L'urgence prend fin, mais pas les problèmes : les agriculteurs ne reçoivent pas d'indemnisation

Pasak ūkininko, žemės ūkio ministras Andrius Palionis stebėjosi, kaip čia taip gali būti, kad žalos atlyginimo nėra.

En attendant, les agriculteurs affirment que la réalité est bien différente des chiffres figurant dans les rapports.

Les agriculteurs ont également été touchés par les inondations.

100% de destruction des récoltes et des pertes de 700 000 €

.

Edas Sasnauskas, cultivateur de pommes de terre, affirme que les pluies de 2024 ont été désastreuses pour son exploitation.

Les pluies de 2024 ont été désastreuses pour son exploitation.

„Il y a des certificats de la municipalité qui disent que 100% de la récolte a été affectée. Tout a été détruit, dit l'agriculteur.

La situation a été largement rapportée dans les médias, mais aucune aide réelle n'a été apportée, dit-il.

„C'était partout &ndash ; LRT, TV3, LNK. Tout le monde est venu, a filmé, mais... Nous n'avons rien obtenu&ldquo ;, &ndash ; dit E. Sasnauskas. „J'ai subi une perte d'environ 25 %, mais je n'ai même pas arrêté&ndash ; cela ne sert à rien, car je ne recevrai toujours pas d'indemnisation&ldquo ;, &ndash ; dit-il.
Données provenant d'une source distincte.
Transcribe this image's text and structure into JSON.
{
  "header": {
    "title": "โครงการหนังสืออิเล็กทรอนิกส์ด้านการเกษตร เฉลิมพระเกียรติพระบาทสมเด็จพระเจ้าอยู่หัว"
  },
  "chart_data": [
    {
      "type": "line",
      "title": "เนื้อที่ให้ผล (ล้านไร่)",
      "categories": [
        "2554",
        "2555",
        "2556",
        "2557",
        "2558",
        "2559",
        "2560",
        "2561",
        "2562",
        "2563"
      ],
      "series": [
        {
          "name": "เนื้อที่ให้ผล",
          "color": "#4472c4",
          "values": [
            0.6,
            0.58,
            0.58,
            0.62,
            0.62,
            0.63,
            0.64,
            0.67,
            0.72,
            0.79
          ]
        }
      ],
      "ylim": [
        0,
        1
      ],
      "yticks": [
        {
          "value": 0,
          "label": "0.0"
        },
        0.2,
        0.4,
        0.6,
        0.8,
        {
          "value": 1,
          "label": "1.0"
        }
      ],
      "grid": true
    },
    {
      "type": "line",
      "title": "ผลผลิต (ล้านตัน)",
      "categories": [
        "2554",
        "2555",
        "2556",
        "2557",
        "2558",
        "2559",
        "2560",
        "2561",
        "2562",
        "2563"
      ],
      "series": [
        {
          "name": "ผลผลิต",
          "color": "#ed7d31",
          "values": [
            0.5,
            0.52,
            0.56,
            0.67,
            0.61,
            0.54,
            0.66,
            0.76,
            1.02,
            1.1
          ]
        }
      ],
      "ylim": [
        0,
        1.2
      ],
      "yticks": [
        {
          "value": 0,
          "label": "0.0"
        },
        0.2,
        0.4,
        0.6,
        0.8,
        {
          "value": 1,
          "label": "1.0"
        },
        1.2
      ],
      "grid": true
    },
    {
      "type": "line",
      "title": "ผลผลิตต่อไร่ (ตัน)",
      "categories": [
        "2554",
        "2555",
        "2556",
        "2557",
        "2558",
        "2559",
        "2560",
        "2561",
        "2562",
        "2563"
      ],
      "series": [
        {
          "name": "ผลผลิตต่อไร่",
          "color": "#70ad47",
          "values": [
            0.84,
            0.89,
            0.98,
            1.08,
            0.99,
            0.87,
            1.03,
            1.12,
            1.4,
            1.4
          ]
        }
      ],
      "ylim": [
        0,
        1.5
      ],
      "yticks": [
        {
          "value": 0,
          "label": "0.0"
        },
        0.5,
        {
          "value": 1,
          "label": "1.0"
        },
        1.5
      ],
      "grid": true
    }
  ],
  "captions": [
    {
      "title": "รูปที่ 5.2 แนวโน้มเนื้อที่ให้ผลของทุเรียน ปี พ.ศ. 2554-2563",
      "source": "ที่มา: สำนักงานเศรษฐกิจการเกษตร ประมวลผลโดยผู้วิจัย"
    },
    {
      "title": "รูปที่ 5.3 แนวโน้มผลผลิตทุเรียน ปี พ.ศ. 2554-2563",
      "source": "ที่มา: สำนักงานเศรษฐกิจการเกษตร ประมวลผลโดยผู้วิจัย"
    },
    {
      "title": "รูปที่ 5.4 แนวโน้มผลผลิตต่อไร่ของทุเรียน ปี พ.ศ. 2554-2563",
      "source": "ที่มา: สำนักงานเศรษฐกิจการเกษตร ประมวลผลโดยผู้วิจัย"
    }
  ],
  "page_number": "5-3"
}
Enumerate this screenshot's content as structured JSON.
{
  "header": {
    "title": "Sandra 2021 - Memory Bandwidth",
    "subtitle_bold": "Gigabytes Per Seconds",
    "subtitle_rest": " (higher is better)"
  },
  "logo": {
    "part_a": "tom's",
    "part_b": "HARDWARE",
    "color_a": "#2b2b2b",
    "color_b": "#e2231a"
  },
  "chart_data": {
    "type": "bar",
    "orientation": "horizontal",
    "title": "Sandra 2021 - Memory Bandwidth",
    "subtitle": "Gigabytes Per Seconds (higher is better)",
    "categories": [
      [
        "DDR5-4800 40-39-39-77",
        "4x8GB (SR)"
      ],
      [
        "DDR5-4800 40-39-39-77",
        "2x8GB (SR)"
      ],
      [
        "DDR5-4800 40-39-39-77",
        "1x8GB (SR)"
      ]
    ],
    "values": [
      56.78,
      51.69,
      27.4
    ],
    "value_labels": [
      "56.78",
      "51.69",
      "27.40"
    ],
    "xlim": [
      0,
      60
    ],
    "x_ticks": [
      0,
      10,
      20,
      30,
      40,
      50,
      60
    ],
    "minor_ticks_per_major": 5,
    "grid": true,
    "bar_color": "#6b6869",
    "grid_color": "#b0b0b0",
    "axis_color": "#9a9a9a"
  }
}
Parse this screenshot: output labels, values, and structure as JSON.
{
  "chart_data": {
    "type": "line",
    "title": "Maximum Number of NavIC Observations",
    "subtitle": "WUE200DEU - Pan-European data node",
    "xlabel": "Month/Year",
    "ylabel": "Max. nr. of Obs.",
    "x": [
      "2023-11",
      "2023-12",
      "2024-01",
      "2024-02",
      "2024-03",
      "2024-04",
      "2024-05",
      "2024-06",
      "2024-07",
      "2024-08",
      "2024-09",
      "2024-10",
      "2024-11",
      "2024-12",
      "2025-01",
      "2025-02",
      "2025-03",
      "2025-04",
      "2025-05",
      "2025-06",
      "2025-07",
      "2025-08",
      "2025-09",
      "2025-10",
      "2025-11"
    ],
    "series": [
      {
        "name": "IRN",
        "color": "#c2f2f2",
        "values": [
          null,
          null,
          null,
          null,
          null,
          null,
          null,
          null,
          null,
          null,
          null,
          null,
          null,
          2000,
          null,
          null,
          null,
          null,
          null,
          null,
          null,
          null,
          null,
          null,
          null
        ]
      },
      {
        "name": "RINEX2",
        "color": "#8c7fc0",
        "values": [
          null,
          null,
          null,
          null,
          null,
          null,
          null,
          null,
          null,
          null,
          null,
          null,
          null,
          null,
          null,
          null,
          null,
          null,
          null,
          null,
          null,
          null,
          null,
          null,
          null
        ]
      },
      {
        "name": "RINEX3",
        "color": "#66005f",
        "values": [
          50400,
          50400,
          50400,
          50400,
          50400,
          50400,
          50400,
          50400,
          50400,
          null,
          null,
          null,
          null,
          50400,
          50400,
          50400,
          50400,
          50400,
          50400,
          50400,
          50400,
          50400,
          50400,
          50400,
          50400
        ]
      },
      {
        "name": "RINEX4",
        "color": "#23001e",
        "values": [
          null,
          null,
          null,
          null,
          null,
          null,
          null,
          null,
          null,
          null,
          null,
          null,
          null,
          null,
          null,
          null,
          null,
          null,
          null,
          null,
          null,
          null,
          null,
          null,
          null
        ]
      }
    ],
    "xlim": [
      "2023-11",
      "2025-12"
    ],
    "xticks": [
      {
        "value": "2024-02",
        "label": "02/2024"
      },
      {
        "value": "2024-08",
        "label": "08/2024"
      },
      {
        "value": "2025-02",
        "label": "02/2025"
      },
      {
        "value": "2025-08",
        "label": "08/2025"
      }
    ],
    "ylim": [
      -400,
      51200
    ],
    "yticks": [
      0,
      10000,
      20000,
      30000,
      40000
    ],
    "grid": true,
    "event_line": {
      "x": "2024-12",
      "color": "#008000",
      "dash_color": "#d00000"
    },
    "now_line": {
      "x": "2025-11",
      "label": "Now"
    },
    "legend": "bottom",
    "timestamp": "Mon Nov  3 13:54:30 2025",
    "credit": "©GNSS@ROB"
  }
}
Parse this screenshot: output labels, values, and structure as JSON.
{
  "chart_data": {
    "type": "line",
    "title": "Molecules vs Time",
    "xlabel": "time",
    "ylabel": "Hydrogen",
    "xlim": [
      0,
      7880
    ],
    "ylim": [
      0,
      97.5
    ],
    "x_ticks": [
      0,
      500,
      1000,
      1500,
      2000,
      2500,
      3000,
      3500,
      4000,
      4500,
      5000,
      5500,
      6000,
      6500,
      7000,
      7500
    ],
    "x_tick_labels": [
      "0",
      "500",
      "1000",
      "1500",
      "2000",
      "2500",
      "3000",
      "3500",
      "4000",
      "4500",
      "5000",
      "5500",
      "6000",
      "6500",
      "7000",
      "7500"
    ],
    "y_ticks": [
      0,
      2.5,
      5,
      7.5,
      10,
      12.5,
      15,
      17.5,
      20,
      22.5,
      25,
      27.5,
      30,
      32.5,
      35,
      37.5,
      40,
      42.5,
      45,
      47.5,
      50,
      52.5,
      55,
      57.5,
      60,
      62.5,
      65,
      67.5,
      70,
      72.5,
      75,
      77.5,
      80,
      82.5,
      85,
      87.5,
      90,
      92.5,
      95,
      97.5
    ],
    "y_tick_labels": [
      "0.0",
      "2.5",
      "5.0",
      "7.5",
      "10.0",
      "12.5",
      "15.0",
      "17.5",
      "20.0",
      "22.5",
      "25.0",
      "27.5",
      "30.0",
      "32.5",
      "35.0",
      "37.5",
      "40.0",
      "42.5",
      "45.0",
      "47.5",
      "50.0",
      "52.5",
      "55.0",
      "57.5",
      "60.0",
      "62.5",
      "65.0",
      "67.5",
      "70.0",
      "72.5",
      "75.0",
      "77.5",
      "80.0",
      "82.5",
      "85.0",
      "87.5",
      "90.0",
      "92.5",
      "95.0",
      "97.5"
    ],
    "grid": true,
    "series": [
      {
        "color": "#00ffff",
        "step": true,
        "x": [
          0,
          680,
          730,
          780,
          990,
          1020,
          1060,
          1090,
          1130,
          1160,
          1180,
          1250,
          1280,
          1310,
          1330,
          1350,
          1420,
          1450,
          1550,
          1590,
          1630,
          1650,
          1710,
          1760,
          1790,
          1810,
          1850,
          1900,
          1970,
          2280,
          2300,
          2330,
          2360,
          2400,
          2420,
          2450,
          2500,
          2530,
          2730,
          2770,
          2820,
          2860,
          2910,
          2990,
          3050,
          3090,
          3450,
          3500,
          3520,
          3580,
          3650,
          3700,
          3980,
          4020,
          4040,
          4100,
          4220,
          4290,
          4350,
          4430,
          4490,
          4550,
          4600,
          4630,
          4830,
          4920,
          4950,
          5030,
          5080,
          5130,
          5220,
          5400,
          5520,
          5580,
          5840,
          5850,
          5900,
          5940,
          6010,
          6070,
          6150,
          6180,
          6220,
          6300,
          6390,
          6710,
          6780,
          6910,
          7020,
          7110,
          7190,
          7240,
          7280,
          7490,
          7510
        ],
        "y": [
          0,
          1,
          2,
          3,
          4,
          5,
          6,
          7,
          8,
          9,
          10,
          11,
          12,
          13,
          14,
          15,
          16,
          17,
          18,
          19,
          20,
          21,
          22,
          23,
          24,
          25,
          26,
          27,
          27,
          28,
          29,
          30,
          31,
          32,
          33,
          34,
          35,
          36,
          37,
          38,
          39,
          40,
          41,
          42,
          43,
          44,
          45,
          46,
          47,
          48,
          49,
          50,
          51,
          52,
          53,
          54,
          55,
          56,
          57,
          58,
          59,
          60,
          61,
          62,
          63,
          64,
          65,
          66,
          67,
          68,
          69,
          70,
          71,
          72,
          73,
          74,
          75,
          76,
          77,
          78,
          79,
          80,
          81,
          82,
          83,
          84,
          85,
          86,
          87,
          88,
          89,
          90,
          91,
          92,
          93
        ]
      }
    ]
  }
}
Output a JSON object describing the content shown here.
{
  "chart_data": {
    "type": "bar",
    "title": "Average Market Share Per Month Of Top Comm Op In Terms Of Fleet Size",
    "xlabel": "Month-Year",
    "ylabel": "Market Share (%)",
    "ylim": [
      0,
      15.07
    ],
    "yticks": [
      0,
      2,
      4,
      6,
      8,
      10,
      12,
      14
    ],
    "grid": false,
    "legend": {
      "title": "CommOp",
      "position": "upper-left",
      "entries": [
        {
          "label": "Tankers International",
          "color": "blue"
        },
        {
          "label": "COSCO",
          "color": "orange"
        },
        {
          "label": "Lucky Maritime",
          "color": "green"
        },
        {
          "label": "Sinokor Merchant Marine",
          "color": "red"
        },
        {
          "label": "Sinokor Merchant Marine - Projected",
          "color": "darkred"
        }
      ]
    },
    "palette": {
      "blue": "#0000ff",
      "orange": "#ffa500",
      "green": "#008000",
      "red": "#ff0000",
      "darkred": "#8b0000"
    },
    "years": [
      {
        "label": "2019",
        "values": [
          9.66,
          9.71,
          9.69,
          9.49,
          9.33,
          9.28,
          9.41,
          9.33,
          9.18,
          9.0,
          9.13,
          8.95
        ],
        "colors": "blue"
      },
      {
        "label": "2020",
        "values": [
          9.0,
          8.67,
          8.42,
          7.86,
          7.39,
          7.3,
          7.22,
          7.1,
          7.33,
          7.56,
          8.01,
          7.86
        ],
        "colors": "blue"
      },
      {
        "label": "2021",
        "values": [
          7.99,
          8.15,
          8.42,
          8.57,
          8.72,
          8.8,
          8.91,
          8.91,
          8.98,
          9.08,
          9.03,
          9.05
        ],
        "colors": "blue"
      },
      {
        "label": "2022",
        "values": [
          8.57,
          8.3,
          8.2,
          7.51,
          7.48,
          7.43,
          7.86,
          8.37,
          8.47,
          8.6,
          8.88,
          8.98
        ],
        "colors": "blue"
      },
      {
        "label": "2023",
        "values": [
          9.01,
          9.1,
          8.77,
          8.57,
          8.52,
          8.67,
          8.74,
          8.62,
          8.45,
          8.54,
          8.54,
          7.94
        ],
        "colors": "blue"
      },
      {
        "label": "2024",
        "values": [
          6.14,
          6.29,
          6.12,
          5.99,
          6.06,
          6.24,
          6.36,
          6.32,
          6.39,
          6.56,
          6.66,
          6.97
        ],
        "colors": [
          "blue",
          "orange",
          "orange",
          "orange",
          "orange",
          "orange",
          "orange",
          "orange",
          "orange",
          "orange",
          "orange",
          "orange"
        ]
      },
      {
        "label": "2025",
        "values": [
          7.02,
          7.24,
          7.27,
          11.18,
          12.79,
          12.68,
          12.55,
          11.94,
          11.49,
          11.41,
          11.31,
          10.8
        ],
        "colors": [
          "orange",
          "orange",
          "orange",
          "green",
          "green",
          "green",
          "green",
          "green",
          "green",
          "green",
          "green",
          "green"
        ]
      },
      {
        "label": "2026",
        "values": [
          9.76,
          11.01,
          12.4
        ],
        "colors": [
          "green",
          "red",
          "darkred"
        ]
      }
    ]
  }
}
L'enregistrement des dommages &ndash ; une simple formalité

L'enregistrement des dommages &ndash ; une simple formalité
.

Le plus gros problème, selon l'agriculteur, c'est le système lui-même.
„Au téléphone, la municipalité m'a dit &ndash ; „vous ne cherchez ni ne conduisez, parce qu'il n'y a pas d'argent dans le budget&ldquo ; &ndash ; dit E. Sasnauskas. Selon lui, l'évaluation des dommages se limite souvent à des procédures formelles.

„Une commission arrive, rédige un rapport &ndash ; et c'est tout&ldquo ;, &ndash ; dit l'agriculteur.

L'évaluation des dommages est souvent limitée à des procédures formelles.

Autre problème : les limites de l'indemnisation.

„Vous pouvez obtenir jusqu'à 30 000 euros. Mais si une exploitation subit des pertes de centaines de milliers ou de millions &ndash ; c'est totalement inadéquat&ldquo ;, &ndash ; souligne-t-il.

Les limites d'indemnisation sont également un problème.

Les pertes empêchent les agriculteurs de respecter leurs engagements financiers.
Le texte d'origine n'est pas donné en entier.